Personal information
- Full name: Mads Glæsner
- Nationality: Denmark
- Born: 18 October 1988 (age 37) Tårnby, Denmark
- Height: 1.89 m (6 ft 2 in)
- Weight: 82 kg (181 lb)

Sport
- Sport: Swimming
- Strokes: freestyle
- Club: Vallensbæk-VAT

Medal record
Men's swimming
Representing Denmark
World Championships (SC)
| Gold medal – first place | 2012 Istanbul | 1500 m freestyle |
| Silver medal – second place | 2010 Dubai | 1500 m freestyle |
| Disqualified | 2012 Istanbul | 400 m freestyle |
European Championships (SC)
| Silver medal – second place | 2011 Szczecin | 400 m freestyle |
| Silver medal – second place | 2011 Szczecin | 1500 m freestyle |
| Bronze medal – third place | 2008 Rijeka | 400 m freestyle |
| Bronze medal – third place | 2009 Istanbul | 400 m freestyle |
| Bronze medal – third place | 2009 Istanbul | 1500 m freestyle |

= Mads Glæsner =

Danish swimmer (born 1988)

Mads Glæsner (born 18 October 1988 in Tårnby) is a Danish swimmer. He participated at the 2008 Summer Olympics in the 400 metre freestyle and the 1500 metre freestyle disciplines. His swimming club is Vallensbæk-VAT but he trains at the National Training Center in Copenhagen.

He competed at the 2012 Summer Olympics in the 400 m freestyle and the 4 × 200 m freestyle relay.

In June 2013, Glæsner was stripped of a gold and bronze medal from the 2012 World Short Course Championships after testing positive for levomethamphetamine.

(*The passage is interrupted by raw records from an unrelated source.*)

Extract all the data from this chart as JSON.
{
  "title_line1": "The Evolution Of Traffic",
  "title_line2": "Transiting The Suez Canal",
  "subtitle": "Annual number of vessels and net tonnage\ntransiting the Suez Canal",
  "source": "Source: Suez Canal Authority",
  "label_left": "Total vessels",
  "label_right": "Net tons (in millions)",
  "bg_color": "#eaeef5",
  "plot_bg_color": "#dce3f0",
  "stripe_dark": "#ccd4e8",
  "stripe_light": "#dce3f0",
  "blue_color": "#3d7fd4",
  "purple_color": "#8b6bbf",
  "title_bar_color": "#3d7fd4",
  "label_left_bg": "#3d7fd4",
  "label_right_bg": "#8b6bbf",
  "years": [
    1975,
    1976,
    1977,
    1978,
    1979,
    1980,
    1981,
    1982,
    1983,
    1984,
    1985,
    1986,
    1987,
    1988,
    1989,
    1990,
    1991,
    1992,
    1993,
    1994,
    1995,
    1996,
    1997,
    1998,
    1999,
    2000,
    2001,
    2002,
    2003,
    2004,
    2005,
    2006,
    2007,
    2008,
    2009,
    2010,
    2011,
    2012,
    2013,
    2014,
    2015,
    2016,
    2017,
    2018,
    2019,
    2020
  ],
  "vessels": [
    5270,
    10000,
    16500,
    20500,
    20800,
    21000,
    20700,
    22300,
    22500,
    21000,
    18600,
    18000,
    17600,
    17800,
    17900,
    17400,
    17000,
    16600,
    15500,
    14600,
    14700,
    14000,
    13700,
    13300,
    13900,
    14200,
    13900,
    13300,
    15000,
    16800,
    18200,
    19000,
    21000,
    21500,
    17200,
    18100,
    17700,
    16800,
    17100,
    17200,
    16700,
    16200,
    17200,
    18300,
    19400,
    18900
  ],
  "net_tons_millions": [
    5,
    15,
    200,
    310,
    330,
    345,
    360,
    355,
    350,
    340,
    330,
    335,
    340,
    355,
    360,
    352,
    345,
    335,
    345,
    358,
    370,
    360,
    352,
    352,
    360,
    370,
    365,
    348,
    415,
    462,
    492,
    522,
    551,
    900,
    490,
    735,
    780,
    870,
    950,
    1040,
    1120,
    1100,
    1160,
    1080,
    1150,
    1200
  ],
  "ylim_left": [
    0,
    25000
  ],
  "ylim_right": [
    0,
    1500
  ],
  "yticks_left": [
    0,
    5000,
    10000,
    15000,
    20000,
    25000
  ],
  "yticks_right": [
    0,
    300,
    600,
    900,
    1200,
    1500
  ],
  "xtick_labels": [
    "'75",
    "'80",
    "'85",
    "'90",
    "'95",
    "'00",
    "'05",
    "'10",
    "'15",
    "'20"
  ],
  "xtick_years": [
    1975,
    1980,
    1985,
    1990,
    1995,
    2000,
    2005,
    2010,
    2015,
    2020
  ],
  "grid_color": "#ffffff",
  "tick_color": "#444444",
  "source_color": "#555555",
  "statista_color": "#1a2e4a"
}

However, upon appeal to the Court of Arbitration for Sport, Glaesner's 1500-metre freestyle gold medal was reinstated based on the fact that a test after that race, two days after his initial positive test following the 400-metre free, was clean. He still forfeited the 400-metre freestyle bronze, which he did not appeal.

Since then, he has competed at the 2016 Summer Olympics, in the 400 m freestyle.